Opening the marathon debate, Lord Joffe insisted that his private member's Bill would give patients extra choice over the end of their lives. But critics said the terminally ill would come under pressure to die rather than use expensive pain-relieving care.

Lord Joffe said: "We can move forward on this sensitive matter with confidence, secure in the knowledge that the Bill would not impose anything on anybody and only provides an additional end-of-life option for terminally ill patients which they are free to accept or reject as they and only they decide."

But Lord Carlile of Berriew, the Liberal Democrat peer and proposer of the amendment designed to halt progress of the Bill, warned: "Despite protestations to the contrary, everyone in this House knows that those who are moving this Bill have the clear intention of it leading to voluntary euthanasia."

The Archbishop of Canterbury, the Most Rev Rowan Williams, launched an offensive against the Bill in an unprecedented joint letter with the Roman Catholic Archbishop of Westminster, Cardinal Cormac Murphy-O'Connor.

Dr Williams told peers: "Whether or not you believe that God enters into the consideration, it remains true that to specify even in the fairly broad terms of this Bill conditions under which it would be both reasonable and legal to end your life, is to say that certain kinds of life are not worth living.

"We would also jeopardise the security of the vulnerable by radically changing the relationship between patient and physician."

He was backed by the former archbishop of Canterbury Lord Carey of Clifton.
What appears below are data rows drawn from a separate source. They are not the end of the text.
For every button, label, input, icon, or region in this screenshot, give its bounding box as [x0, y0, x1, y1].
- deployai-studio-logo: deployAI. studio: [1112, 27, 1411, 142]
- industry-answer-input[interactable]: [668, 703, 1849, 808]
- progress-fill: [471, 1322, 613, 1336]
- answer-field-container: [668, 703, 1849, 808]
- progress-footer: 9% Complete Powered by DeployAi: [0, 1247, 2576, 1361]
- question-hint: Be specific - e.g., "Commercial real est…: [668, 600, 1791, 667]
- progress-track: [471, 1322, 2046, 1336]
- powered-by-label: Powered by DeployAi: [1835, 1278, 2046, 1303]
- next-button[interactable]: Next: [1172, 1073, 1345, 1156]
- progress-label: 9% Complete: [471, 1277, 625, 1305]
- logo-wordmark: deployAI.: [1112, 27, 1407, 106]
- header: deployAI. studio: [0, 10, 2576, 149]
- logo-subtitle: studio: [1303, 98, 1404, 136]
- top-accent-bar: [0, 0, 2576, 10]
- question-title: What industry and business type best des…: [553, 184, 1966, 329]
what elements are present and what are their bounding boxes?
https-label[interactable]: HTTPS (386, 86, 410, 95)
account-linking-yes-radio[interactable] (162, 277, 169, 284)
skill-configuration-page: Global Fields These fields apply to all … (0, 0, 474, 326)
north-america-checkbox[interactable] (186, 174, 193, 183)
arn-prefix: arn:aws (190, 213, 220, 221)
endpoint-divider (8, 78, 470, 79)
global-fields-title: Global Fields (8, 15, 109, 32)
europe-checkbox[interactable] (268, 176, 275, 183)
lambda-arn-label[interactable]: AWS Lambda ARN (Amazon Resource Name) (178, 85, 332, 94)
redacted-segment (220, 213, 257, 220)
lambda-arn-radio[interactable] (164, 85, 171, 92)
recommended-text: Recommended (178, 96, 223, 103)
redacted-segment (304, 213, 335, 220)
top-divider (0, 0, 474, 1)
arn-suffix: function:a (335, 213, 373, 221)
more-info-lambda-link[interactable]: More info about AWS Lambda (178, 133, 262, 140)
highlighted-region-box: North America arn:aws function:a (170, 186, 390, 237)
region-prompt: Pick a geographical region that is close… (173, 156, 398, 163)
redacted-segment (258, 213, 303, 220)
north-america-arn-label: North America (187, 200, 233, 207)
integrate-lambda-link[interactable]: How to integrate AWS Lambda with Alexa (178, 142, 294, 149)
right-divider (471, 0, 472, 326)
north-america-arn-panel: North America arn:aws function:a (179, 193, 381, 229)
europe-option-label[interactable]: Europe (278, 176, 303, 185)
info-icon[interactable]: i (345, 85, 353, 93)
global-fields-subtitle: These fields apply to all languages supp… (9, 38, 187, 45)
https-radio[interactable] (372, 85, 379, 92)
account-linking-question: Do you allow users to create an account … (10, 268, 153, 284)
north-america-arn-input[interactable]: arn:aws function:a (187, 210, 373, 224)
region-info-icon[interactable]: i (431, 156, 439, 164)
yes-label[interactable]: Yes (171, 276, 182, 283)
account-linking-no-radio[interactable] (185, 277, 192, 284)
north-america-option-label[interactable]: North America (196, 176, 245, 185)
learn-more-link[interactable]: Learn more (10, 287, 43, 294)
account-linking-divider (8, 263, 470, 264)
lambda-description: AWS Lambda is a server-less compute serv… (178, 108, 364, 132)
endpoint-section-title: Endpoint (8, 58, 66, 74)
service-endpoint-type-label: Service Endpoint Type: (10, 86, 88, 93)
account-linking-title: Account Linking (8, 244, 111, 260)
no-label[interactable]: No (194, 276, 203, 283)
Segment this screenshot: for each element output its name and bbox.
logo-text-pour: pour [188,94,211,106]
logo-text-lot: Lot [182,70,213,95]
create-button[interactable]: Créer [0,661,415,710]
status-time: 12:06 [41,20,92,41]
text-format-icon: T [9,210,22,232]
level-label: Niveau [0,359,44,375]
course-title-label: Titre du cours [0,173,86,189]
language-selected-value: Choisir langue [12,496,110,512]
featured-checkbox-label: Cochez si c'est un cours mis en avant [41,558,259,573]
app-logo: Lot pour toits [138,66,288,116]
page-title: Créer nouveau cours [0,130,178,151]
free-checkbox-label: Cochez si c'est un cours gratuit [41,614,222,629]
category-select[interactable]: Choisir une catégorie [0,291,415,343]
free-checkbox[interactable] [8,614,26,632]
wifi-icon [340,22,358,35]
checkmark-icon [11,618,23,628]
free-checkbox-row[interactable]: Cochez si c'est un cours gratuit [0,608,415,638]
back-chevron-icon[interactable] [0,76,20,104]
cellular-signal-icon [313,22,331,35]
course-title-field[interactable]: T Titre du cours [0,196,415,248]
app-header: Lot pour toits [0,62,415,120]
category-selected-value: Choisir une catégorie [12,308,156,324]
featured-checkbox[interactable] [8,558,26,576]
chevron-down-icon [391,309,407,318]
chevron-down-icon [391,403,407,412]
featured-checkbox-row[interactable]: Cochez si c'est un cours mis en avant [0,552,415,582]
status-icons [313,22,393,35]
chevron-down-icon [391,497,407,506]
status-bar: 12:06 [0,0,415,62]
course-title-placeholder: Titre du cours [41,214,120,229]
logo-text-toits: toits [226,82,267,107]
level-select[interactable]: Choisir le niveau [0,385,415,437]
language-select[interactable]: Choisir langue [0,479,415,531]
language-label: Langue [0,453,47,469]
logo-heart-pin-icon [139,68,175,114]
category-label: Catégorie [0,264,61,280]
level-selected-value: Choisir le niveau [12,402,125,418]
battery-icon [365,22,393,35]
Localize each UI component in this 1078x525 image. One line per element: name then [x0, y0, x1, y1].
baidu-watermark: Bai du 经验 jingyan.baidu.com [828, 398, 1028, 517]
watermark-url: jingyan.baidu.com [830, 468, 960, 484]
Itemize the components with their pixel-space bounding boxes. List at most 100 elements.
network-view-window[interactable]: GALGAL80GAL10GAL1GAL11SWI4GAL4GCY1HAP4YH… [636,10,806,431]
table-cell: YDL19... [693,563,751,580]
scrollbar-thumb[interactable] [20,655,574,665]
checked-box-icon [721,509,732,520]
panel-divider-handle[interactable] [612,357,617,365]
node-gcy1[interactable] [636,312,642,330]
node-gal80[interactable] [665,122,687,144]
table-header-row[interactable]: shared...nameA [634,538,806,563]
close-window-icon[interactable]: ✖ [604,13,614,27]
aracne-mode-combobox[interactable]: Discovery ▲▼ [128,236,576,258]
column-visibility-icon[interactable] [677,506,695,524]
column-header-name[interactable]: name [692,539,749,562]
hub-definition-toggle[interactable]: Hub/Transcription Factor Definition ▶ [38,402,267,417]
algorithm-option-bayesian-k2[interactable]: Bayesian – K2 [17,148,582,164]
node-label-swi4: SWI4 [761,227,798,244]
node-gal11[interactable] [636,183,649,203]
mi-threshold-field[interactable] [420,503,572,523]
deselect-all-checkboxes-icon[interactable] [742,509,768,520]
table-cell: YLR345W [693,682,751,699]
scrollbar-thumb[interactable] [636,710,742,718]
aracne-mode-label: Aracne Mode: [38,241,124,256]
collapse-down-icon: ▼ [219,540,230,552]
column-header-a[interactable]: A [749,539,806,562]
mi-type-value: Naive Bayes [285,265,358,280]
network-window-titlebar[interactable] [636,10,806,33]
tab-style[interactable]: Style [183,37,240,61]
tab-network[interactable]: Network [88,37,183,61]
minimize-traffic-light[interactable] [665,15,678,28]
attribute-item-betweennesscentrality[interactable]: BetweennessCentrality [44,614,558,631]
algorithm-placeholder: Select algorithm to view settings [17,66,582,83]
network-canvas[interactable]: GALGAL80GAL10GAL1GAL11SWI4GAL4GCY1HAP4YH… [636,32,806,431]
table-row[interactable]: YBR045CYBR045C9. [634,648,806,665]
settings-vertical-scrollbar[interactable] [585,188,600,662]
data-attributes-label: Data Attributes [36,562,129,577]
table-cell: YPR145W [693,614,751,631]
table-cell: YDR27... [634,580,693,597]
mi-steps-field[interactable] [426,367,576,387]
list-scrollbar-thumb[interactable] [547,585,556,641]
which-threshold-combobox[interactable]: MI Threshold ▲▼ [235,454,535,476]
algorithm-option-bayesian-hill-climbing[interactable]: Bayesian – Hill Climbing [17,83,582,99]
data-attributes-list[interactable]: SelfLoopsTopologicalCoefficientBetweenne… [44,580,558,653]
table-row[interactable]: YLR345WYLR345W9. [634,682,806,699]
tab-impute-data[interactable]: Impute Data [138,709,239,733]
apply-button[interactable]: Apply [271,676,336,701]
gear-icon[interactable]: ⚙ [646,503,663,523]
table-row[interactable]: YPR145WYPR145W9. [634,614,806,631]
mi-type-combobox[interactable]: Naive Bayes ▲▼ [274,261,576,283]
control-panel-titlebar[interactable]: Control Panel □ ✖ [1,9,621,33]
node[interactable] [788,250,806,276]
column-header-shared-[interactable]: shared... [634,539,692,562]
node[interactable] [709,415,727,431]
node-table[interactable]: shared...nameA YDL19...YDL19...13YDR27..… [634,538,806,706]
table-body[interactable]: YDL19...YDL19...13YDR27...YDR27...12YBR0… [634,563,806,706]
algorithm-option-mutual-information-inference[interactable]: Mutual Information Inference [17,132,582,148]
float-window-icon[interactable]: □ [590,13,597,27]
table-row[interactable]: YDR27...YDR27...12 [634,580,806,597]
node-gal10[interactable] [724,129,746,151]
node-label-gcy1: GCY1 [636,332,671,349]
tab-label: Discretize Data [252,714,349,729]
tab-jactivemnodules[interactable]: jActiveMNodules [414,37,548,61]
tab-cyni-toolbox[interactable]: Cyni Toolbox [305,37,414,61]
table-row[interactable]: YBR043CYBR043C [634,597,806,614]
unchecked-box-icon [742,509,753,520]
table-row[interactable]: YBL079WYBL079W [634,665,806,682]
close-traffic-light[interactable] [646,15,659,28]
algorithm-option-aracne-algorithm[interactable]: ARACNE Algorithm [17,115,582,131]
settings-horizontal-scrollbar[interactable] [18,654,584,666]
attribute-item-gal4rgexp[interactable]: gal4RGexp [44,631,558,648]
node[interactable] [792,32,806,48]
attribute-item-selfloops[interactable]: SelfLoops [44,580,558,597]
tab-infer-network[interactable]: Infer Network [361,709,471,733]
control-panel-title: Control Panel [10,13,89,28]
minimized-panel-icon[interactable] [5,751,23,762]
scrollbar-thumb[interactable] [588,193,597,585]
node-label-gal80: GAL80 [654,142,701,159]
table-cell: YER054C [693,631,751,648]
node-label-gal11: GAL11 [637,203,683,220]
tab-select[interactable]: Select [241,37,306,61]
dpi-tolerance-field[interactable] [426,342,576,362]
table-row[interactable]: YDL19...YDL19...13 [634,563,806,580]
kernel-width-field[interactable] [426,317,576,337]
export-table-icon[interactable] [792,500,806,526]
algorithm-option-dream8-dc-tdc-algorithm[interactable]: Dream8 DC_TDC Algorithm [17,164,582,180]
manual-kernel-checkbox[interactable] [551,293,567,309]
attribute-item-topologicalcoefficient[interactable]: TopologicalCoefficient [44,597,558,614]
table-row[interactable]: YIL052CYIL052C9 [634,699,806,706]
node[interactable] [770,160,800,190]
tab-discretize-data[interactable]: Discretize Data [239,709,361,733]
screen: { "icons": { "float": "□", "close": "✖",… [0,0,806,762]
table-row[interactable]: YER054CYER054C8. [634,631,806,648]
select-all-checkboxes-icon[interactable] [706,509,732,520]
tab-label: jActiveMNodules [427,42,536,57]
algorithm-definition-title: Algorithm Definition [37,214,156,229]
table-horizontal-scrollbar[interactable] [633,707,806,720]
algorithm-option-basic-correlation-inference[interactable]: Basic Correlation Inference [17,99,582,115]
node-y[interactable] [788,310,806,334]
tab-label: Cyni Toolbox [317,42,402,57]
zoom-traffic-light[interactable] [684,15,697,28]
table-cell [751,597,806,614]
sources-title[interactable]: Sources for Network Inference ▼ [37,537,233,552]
Lord Carey warned: "If introduced, assisted suicide might be treated as casually as abortion is today, after a few years."

Lord St John of Fawsley, a Conservative peer and Roman Catholic, said: "The deadly sin of our time is not sexual promiscuity, about which the Church goes on too much. The evil of our time is greed. It goes throughout society and at every level. This Bill would open the way to abuse by the greedy and acquisitive, bringing pressure on those who are at their most vulnerable."

But Baroness Jay of Paddington, the former Labour leader of the Lords, backed the measure. She said: "However much we respect the opposition to this Bill in principle, we live today in a very diverse and predominantly secular society in which the importance of human rights is increasingly valued.

"We have to recognise some terminally ill people would prefer to end their lives in a controlled and dignified manner, rather than receive care until a so-called natural death."

Lord Gilmour of Craigmillar, a Tory, said: "Terminally ill patients are allowed to stop taking life-preserving drugs and thus probably face many days of pain before they die; and doctors are allowed to give pain-killing drugs, even though they know it will speed up the death of the patient."

He added: "This Bill is not a Rubicon and because I think the opponents of this Bill are being illogical and because public opinion is strongly in favour, I strongly support it."